The Great Ecstasy of Woodcarver Steiner(1974) - Dir: Werner Herzog
With what looks to be a pretty bizarre winter games now upon us, I was reminded of Werner Herzog’s sublime and surreal film, The Great Ecstasy of Woodcarver Steiner. About part-time champion ski jumper and full-time carpenter/wood-worker Walter Steiner as he competes in the ski-flying championships in Yugoslavia in 1974. It also includes a killer soundtrack by Popol Vuh, who also had songs in Aguirre, Wrath of God, Fitzcarraldo, and many more Herzog films.

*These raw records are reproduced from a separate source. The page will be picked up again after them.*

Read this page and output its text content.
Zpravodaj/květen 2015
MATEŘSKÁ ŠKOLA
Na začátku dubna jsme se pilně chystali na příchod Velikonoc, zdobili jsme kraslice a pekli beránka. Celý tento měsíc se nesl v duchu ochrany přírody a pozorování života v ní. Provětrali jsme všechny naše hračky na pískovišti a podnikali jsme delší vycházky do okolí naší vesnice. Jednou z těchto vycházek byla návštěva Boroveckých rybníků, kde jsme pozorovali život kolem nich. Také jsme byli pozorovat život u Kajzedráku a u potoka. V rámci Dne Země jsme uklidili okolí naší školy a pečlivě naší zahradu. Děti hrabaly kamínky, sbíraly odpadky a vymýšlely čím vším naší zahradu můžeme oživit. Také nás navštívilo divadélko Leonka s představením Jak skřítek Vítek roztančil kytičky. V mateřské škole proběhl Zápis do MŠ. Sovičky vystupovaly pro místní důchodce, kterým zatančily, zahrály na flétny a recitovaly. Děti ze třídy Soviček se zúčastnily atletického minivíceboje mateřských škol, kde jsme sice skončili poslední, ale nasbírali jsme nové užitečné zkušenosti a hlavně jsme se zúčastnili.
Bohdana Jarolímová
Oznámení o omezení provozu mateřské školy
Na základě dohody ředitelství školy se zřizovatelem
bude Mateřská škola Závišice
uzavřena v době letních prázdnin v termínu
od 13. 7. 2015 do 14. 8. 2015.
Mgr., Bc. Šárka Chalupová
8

Interestingly, Herzog has been quoted as saying this was “one of my most important works”. Sit back and meditate on Steiner and Herzog’s thoughts on art, sport, passion and fear, and smell the garlic, onions, and cevapcici.

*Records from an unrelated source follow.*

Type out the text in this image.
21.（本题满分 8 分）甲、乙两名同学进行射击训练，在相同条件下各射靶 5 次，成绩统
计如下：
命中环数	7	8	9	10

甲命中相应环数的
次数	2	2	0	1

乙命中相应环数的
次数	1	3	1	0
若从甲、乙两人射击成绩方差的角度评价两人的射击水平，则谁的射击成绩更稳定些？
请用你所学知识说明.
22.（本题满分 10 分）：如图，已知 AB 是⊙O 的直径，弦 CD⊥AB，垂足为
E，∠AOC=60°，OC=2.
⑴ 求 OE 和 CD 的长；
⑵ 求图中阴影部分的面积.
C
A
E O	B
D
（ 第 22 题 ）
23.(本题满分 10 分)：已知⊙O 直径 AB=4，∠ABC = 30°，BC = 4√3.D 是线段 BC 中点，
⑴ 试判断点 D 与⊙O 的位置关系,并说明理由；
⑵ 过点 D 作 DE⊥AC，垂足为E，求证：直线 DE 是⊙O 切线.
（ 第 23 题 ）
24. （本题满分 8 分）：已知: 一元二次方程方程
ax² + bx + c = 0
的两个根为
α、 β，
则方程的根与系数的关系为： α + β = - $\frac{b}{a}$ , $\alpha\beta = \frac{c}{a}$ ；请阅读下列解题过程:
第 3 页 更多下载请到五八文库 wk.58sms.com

The Great Ecstasy of Woodcarver Steiner is not a fast-food style documentary about a sporting personality, to be viewed once on television and then discarded, nor is it a cinéma-vérité style observational piece, slowly revealing some profound truth. Herzog is more interested in creating an enduring peon to a unique individual. Like a political filmmaker attempting to advance a contentious hypothesis, Herzog amplifies some aspects and ignores others in an attempt to present his case. Herzog’s most memorable films have a euphoric effect, making the audience aware of the full potential of life. In the worlds his films create and observe anything is possible and even achievable. For example, a simple craftsman can extend the limits of human existence. In Herzog’s oeuvre, this film, like the ski-flying abilities of Walter Steiner, ranks near the very top.